Когда я был еще ребенком, мать взяла с меня слово, что я скажу ей правду, если когда-нибудь она наденет смешную шляпу. Я вспомнил о своем обещании и однажды сказал ей правду. Она восприняла это как проявление жестокости с моей стороны и, конечно, не последовала моим советам.
Ей хотелось, чтобы я чаще приходил к ней. Но ни мой брат, ни я, ни, впрочем, никто другой не имели права прийти, не предупредив заранее.
Я предложил ей сменить квартиру и выбросить все, чем завалена ее нынешняя. Такой совет показался ей безумным.
Кроме праздников, мать приезжала в Марн каждое воскресенье. Кухня была ее столом справок. Персонал рассказывал ей с моего разрешения обо всем, что здесь происходило. Все это были милые и преданные мне люди, настоящие друзья.
– Что нам делать, когда мадам Маре станет нас расспрашивать? – спросили они меня с самого начала.
– Отвечать правду. Старайтесь делать так, чтобы она никогда не могла вас ни в чем упрекнуть.
У Розали была своя тактика – заставить собеседника солгать ей, пусть даже из вежливости, обещать какой-нибудь пустяк, который он забудет сделать, с тем, чтобы впоследствии поймать его на этом.

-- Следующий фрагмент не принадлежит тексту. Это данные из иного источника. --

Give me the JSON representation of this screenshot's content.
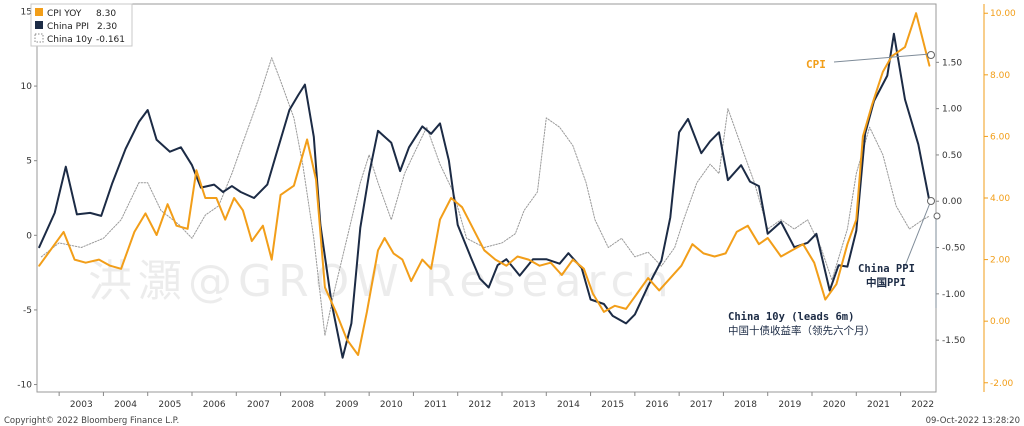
{
  "chart_data": {
    "type": "line",
    "x_range": [
      2002.5,
      2022.8
    ],
    "x_ticks": [
      "2003",
      "2004",
      "2005",
      "2006",
      "2007",
      "2008",
      "2009",
      "2010",
      "2011",
      "2012",
      "2013",
      "2014",
      "2015",
      "2016",
      "2017",
      "2018",
      "2019",
      "2020",
      "2021",
      "2022"
    ],
    "y_left": {
      "range": [
        -10.5,
        15.5
      ],
      "ticks": [
        "-10",
        "-5",
        "0",
        "5",
        "10",
        "15"
      ],
      "values": [
        -10,
        -5,
        0,
        5,
        10,
        15
      ]
    },
    "y_mid": {
      "range": [
        -2.06,
        2.13
      ],
      "ticks": [
        "-1.50",
        "-1.00",
        "-0.50",
        "0.00",
        "0.50",
        "1.00",
        "1.50"
      ],
      "values": [
        -1.5,
        -1.0,
        -0.5,
        0.0,
        0.5,
        1.0,
        1.5
      ]
    },
    "y_right": {
      "range": [
        -2.3,
        10.3
      ],
      "ticks": [
        "-2.00",
        "0.00",
        "2.00",
        "4.00",
        "6.00",
        "8.00",
        "10.00"
      ],
      "values": [
        -2,
        0,
        2,
        4,
        6,
        8,
        10
      ],
      "color": "#f29e19"
    },
    "series": [
      {
        "name": "China 10y",
        "legend_value": "-0.161",
        "color": "#9a9a9a",
        "style": "dotted",
        "axis": "mid",
        "points": [
          [
            2002.6,
            -0.6
          ],
          [
            2003.0,
            -0.45
          ],
          [
            2003.5,
            -0.5
          ],
          [
            2004.0,
            -0.4
          ],
          [
            2004.4,
            -0.2
          ],
          [
            2004.8,
            0.2
          ],
          [
            2005.0,
            0.2
          ],
          [
            2005.3,
            -0.1
          ],
          [
            2005.7,
            -0.25
          ],
          [
            2006.0,
            -0.4
          ],
          [
            2006.3,
            -0.15
          ],
          [
            2006.6,
            -0.05
          ],
          [
            2006.9,
            0.3
          ],
          [
            2007.2,
            0.7
          ],
          [
            2007.5,
            1.1
          ],
          [
            2007.8,
            1.55
          ],
          [
            2008.0,
            1.3
          ],
          [
            2008.3,
            0.9
          ],
          [
            2008.5,
            0.4
          ],
          [
            2008.75,
            -0.4
          ],
          [
            2009.0,
            -1.45
          ],
          [
            2009.2,
            -1.0
          ],
          [
            2009.5,
            -0.4
          ],
          [
            2009.8,
            0.2
          ],
          [
            2010.0,
            0.5
          ],
          [
            2010.2,
            0.2
          ],
          [
            2010.5,
            -0.2
          ],
          [
            2010.8,
            0.3
          ],
          [
            2011.0,
            0.5
          ],
          [
            2011.3,
            0.8
          ],
          [
            2011.6,
            0.4
          ],
          [
            2011.9,
            0.1
          ],
          [
            2012.2,
            -0.4
          ],
          [
            2012.6,
            -0.5
          ],
          [
            2013.0,
            -0.45
          ],
          [
            2013.3,
            -0.35
          ],
          [
            2013.5,
            -0.1
          ],
          [
            2013.8,
            0.1
          ],
          [
            2014.0,
            0.9
          ],
          [
            2014.3,
            0.8
          ],
          [
            2014.6,
            0.6
          ],
          [
            2014.9,
            0.2
          ],
          [
            2015.1,
            -0.2
          ],
          [
            2015.4,
            -0.5
          ],
          [
            2015.7,
            -0.4
          ],
          [
            2016.0,
            -0.6
          ],
          [
            2016.3,
            -0.55
          ],
          [
            2016.6,
            -0.7
          ],
          [
            2016.9,
            -0.5
          ],
          [
            2017.1,
            -0.2
          ],
          [
            2017.4,
            0.2
          ],
          [
            2017.7,
            0.4
          ],
          [
            2017.9,
            0.3
          ],
          [
            2018.1,
            1.0
          ],
          [
            2018.4,
            0.6
          ],
          [
            2018.7,
            0.2
          ],
          [
            2019.0,
            -0.3
          ],
          [
            2019.3,
            -0.2
          ],
          [
            2019.6,
            -0.3
          ],
          [
            2019.9,
            -0.2
          ],
          [
            2020.2,
            -0.5
          ],
          [
            2020.45,
            -0.85
          ],
          [
            2020.8,
            -0.3
          ],
          [
            2021.0,
            0.3
          ],
          [
            2021.3,
            0.8
          ],
          [
            2021.6,
            0.5
          ],
          [
            2021.9,
            -0.05
          ],
          [
            2022.2,
            -0.3
          ],
          [
            2022.5,
            -0.2
          ],
          [
            2022.65,
            -0.161
          ]
        ]
      },
      {
        "name": "China PPI",
        "legend_value": "2.30",
        "color": "#1c2b45",
        "style": "solid",
        "axis": "left",
        "points": [
          [
            2002.55,
            -0.8
          ],
          [
            2002.9,
            1.5
          ],
          [
            2003.15,
            4.6
          ],
          [
            2003.4,
            1.4
          ],
          [
            2003.7,
            1.5
          ],
          [
            2003.95,
            1.3
          ],
          [
            2004.2,
            3.5
          ],
          [
            2004.5,
            5.8
          ],
          [
            2004.8,
            7.6
          ],
          [
            2005.0,
            8.4
          ],
          [
            2005.2,
            6.4
          ],
          [
            2005.5,
            5.6
          ],
          [
            2005.75,
            5.9
          ],
          [
            2006.0,
            4.7
          ],
          [
            2006.2,
            3.2
          ],
          [
            2006.5,
            3.4
          ],
          [
            2006.7,
            2.9
          ],
          [
            2006.9,
            3.3
          ],
          [
            2007.1,
            2.9
          ],
          [
            2007.4,
            2.5
          ],
          [
            2007.7,
            3.4
          ],
          [
            2007.9,
            5.4
          ],
          [
            2008.2,
            8.4
          ],
          [
            2008.4,
            9.4
          ],
          [
            2008.55,
            10.1
          ],
          [
            2008.75,
            6.6
          ],
          [
            2008.9,
            0.7
          ],
          [
            2009.15,
            -4.5
          ],
          [
            2009.4,
            -8.2
          ],
          [
            2009.6,
            -5.9
          ],
          [
            2009.8,
            0.5
          ],
          [
            2010.0,
            4.1
          ],
          [
            2010.2,
            7.0
          ],
          [
            2010.5,
            6.2
          ],
          [
            2010.7,
            4.3
          ],
          [
            2010.9,
            5.9
          ],
          [
            2011.2,
            7.3
          ],
          [
            2011.4,
            6.8
          ],
          [
            2011.6,
            7.5
          ],
          [
            2011.8,
            5.0
          ],
          [
            2012.0,
            0.7
          ],
          [
            2012.3,
            -1.5
          ],
          [
            2012.5,
            -2.9
          ],
          [
            2012.7,
            -3.5
          ],
          [
            2012.9,
            -2.0
          ],
          [
            2013.1,
            -1.6
          ],
          [
            2013.4,
            -2.7
          ],
          [
            2013.7,
            -1.6
          ],
          [
            2014.0,
            -1.6
          ],
          [
            2014.3,
            -1.9
          ],
          [
            2014.5,
            -1.2
          ],
          [
            2014.8,
            -2.2
          ],
          [
            2015.0,
            -4.3
          ],
          [
            2015.3,
            -4.6
          ],
          [
            2015.5,
            -5.4
          ],
          [
            2015.8,
            -5.9
          ],
          [
            2016.0,
            -5.3
          ],
          [
            2016.3,
            -3.4
          ],
          [
            2016.6,
            -1.7
          ],
          [
            2016.8,
            1.2
          ],
          [
            2017.0,
            6.9
          ],
          [
            2017.2,
            7.8
          ],
          [
            2017.5,
            5.5
          ],
          [
            2017.7,
            6.3
          ],
          [
            2017.9,
            6.9
          ],
          [
            2018.1,
            3.7
          ],
          [
            2018.4,
            4.7
          ],
          [
            2018.6,
            3.6
          ],
          [
            2018.8,
            3.3
          ],
          [
            2019.0,
            0.1
          ],
          [
            2019.3,
            0.9
          ],
          [
            2019.6,
            -0.8
          ],
          [
            2019.9,
            -0.5
          ],
          [
            2020.1,
            0.1
          ],
          [
            2020.4,
            -3.7
          ],
          [
            2020.6,
            -2.0
          ],
          [
            2020.8,
            -2.1
          ],
          [
            2021.0,
            0.3
          ],
          [
            2021.2,
            6.8
          ],
          [
            2021.4,
            9.0
          ],
          [
            2021.7,
            10.7
          ],
          [
            2021.85,
            13.5
          ],
          [
            2022.1,
            9.1
          ],
          [
            2022.4,
            6.1
          ],
          [
            2022.65,
            2.3
          ]
        ]
      },
      {
        "name": "CPI YOY",
        "legend_value": "8.30",
        "color": "#f29e19",
        "style": "solid",
        "axis": "right",
        "points": [
          [
            2002.55,
            1.8
          ],
          [
            2002.85,
            2.4
          ],
          [
            2003.1,
            2.9
          ],
          [
            2003.35,
            2.0
          ],
          [
            2003.6,
            1.9
          ],
          [
            2003.9,
            2.0
          ],
          [
            2004.15,
            1.8
          ],
          [
            2004.4,
            1.7
          ],
          [
            2004.7,
            2.9
          ],
          [
            2004.95,
            3.5
          ],
          [
            2005.2,
            2.8
          ],
          [
            2005.45,
            3.8
          ],
          [
            2005.65,
            3.1
          ],
          [
            2005.9,
            3.0
          ],
          [
            2006.1,
            4.9
          ],
          [
            2006.3,
            4.0
          ],
          [
            2006.55,
            4.0
          ],
          [
            2006.75,
            3.3
          ],
          [
            2006.95,
            4.0
          ],
          [
            2007.15,
            3.6
          ],
          [
            2007.35,
            2.6
          ],
          [
            2007.6,
            3.1
          ],
          [
            2007.8,
            2.0
          ],
          [
            2008.0,
            4.1
          ],
          [
            2008.3,
            4.4
          ],
          [
            2008.6,
            5.9
          ],
          [
            2008.8,
            4.6
          ],
          [
            2009.0,
            1.1
          ],
          [
            2009.25,
            0.3
          ],
          [
            2009.5,
            -0.6
          ],
          [
            2009.75,
            -1.1
          ],
          [
            2009.95,
            0.3
          ],
          [
            2010.2,
            2.3
          ],
          [
            2010.35,
            2.7
          ],
          [
            2010.55,
            2.2
          ],
          [
            2010.75,
            2.0
          ],
          [
            2010.95,
            1.3
          ],
          [
            2011.2,
            2.0
          ],
          [
            2011.4,
            1.7
          ],
          [
            2011.6,
            3.3
          ],
          [
            2011.85,
            4.0
          ],
          [
            2012.1,
            3.7
          ],
          [
            2012.35,
            3.0
          ],
          [
            2012.6,
            2.3
          ],
          [
            2012.85,
            2.0
          ],
          [
            2013.1,
            1.8
          ],
          [
            2013.35,
            2.1
          ],
          [
            2013.6,
            2.0
          ],
          [
            2013.85,
            1.8
          ],
          [
            2014.1,
            1.9
          ],
          [
            2014.35,
            1.5
          ],
          [
            2014.6,
            2.0
          ],
          [
            2014.85,
            1.7
          ],
          [
            2015.05,
            0.9
          ],
          [
            2015.3,
            0.3
          ],
          [
            2015.55,
            0.5
          ],
          [
            2015.8,
            0.4
          ],
          [
            2016.05,
            0.9
          ],
          [
            2016.3,
            1.4
          ],
          [
            2016.55,
            1.0
          ],
          [
            2016.8,
            1.4
          ],
          [
            2017.05,
            1.8
          ],
          [
            2017.3,
            2.5
          ],
          [
            2017.55,
            2.2
          ],
          [
            2017.8,
            2.1
          ],
          [
            2018.05,
            2.2
          ],
          [
            2018.3,
            2.9
          ],
          [
            2018.55,
            3.1
          ],
          [
            2018.8,
            2.5
          ],
          [
            2019.0,
            2.7
          ],
          [
            2019.3,
            2.1
          ],
          [
            2019.55,
            2.3
          ],
          [
            2019.8,
            2.5
          ],
          [
            2020.05,
            1.9
          ],
          [
            2020.3,
            0.7
          ],
          [
            2020.55,
            1.2
          ],
          [
            2020.8,
            2.5
          ],
          [
            2021.0,
            3.3
          ],
          [
            2021.15,
            6.0
          ],
          [
            2021.35,
            7.0
          ],
          [
            2021.6,
            8.1
          ],
          [
            2021.8,
            8.6
          ],
          [
            2022.1,
            8.9
          ],
          [
            2022.35,
            10.0
          ],
          [
            2022.65,
            8.3
          ]
        ]
      }
    ],
    "annotations": {
      "cpi": "CPI",
      "ppi": [
        "China PPI",
        "中国PPI"
      ],
      "yield": [
        "China 10y (leads 6m)",
        "中国十债收益率（领先六个月）"
      ]
    },
    "watermark": "洪灝@GROW Research"
  },
  "footer": {
    "left": "Copyright© 2022 Bloomberg Finance L.P.",
    "right": "09-Oct-2022 13:28:20"
  },
  "legend": {
    "items": [
      {
        "label": "CPI YOY",
        "value": "8.30",
        "color": "#f29e19",
        "swatch": "solid"
      },
      {
        "label": "China PPI",
        "value": "2.30",
        "color": "#1c2b45",
        "swatch": "solid"
      },
      {
        "label": "China 10y",
        "value": "-0.161",
        "color": "#9a9a9a",
        "swatch": "dotted"
      }
    ]
  }
}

Чтобы я не заподозрил Жака и Элоди в том, что они разглашают мои тайны, она придумала таинственную мадам Жандр, которая якобы живет в ее квартале и, будучи человеком моей профессии, сообщает ей эти сведения. Я делал вид, что верю, но часто это приводило к стычкам. Воскресенья становились все более и более тягостными. Друзья старались не приходить в этот день. И все-таки я хотел, чтобы Розали переехала в Марн. Жан говорил:
– Я тебя знаю, через неделю после переезда матери ты переселишься в отель.
Однажды я получил письмо.
«Мадам Пьер Мутон, сохранившая о господине Жане Маре наилучшие воспоминания, хотела бы предупредить его о безнадежном состоянии здоровья его отца. После третьей операции по удалению опухоли предстательной железы метастазы распространились на область мочевого пузыря. Больной вынужден был покинуть свой дом в Шербуре, на улице Дюше, 28, и лечь в клинику Экердрвиль для переливания крови. Он не знает о моем письме».

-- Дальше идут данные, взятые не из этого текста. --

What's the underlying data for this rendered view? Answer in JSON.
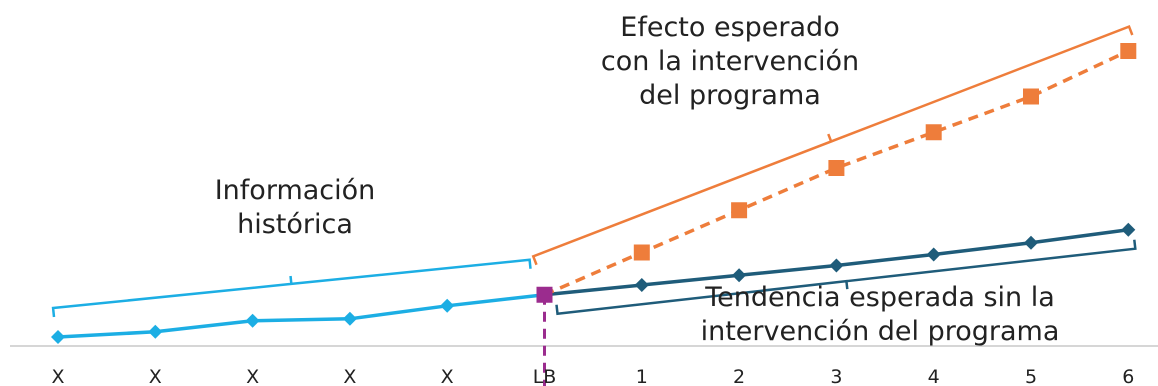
{
  "chart_data": {
    "type": "line",
    "categories": [
      "X",
      "X",
      "X",
      "X",
      "X",
      "LB",
      "1",
      "2",
      "3",
      "4",
      "5",
      "6"
    ],
    "series": [
      {
        "color": "#1CAEE4",
        "marker": "diamond",
        "values": [
          2.0,
          2.8,
          4.5,
          4.8,
          6.8,
          8.5,
          null,
          null,
          null,
          null,
          null,
          null
        ]
      },
      {
        "color": "#1F5C7A",
        "marker": "diamond",
        "values": [
          null,
          null,
          null,
          null,
          null,
          8.5,
          10.0,
          11.5,
          13.0,
          14.7,
          16.5,
          18.5
        ]
      },
      {
        "color": "#EE7D3B",
        "marker": "square",
        "line_style": "dashed",
        "values": [
          null,
          null,
          null,
          null,
          null,
          8.5,
          15.0,
          21.5,
          28.0,
          33.5,
          39.0,
          46.0
        ]
      }
    ],
    "baseline_marker": {
      "category": "LB",
      "color": "#9B2C8E",
      "style": "dashed-vertical"
    },
    "annotations": {
      "historical": [
        "Información",
        "histórica"
      ],
      "expected_effect": [
        "Efecto esperado",
        "con la intervención",
        "del programa"
      ],
      "expected_trend": [
        "Tendencia esperada sin la",
        "intervención del  programa"
      ]
    },
    "ylim": [
      0,
      50
    ],
    "grid": false,
    "legend": "none"
  }
}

Сначала я не понял, о чем идет речь. Вместо «отец» я понял «брат» (мой брат был очень болен). А потом слово «Шербур» все мне объяснило. Речь шла о моем отце.
Фамилия этой мадам Мутон ни о чем мне не говорила. Может быть, она родственница? Да и правда ли то, что написано в письме?
Я позвонил в клинику, спросил о господине Маре. Объяснил, что речь идет о больном, которому только что сделали операцию. Меня спросили, кем я прихожусь больному.
– Я его сын Жан Маре.
На противоположном конце провода наступило долгое молчание. Наконец мне сказали, что отец выписался из клиники две недели назад.
Когда я спросил его адрес, снова наступило молчание. По-видимому, они подумали, что если я действительно сын, то должен знать адрес отца.
Мне ответили, что адрес им неизвестен. Думаю, им показалось странным и подозрительным, что сын звонит с опозданием на две недели и не знает адреса собственного отца. Я повесил трубку. Возможно, в письме этой госпожи Мутон указан правильный адрес.